= Basturs Lakes =

Lakes in Catalonia, Spain

The Basturs Lakes are two lakes located n the northern foothills of “Mont de Conques” and close to the villages of Basturs and Sant Romà d'Abella, belonging to the municipality of Isona and Conca Dellà, in Pallars Jussà, Lleida, Catalonia, Spain.

== Introduction ==
The Basturs Lakes are catalogued as an Area of Natural Interest (PEIN) and are a prominent wetland area of karstic origin, along with the Lakes of Banyoles and the Estany de Montcortès.

The Basturs Lakes complex covers an area of nearly 37 ha. It currently has two well-constituted circular lakes with conical basins, a large one surrounded by deciduous forest (Estany Gros), and a smaller one (Estany Xic), located northwest of the first and surrounded by crops. Both lakes are partly dried up due to the opening of drainage ditches.

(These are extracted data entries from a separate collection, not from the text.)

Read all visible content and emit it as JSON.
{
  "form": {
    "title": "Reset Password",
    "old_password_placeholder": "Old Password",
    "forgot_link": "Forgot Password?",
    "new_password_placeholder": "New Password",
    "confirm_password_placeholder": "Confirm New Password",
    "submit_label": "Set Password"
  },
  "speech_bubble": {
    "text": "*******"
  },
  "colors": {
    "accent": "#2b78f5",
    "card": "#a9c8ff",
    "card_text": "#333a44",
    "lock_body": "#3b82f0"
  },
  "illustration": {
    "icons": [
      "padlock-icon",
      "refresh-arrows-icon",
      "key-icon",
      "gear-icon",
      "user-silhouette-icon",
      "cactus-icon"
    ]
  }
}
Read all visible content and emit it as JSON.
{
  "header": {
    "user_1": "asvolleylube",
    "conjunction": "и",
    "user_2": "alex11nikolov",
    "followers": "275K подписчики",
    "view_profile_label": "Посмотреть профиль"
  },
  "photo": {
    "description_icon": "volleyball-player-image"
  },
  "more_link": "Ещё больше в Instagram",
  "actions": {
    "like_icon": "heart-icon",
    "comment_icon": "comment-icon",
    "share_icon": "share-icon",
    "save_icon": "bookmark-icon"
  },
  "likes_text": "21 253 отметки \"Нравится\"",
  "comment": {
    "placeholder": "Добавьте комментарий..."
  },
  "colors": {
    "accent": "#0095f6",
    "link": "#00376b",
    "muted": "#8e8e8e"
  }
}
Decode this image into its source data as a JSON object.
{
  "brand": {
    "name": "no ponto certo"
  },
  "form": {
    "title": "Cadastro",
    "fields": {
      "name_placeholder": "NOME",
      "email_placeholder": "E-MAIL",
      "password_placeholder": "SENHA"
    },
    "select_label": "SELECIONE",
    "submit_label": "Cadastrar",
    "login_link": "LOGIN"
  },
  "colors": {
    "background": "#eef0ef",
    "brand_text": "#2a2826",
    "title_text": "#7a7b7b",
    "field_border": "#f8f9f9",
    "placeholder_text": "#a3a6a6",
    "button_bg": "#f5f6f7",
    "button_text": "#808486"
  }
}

The lakes are fed by a source of groundwater, constant throughout the year. The vegetation that forms around the lakes, especially the “Estany Gros” is made up of reeds and rushes, and there is also a rich presence of aquatic plants, some of which are unique in Catalonia, like two species of algae. The poplars, or clops, complete the vegetation of the place, and give rise to an important presence of fauna, from dragonflies to frogs, and some varieties of birds and bats.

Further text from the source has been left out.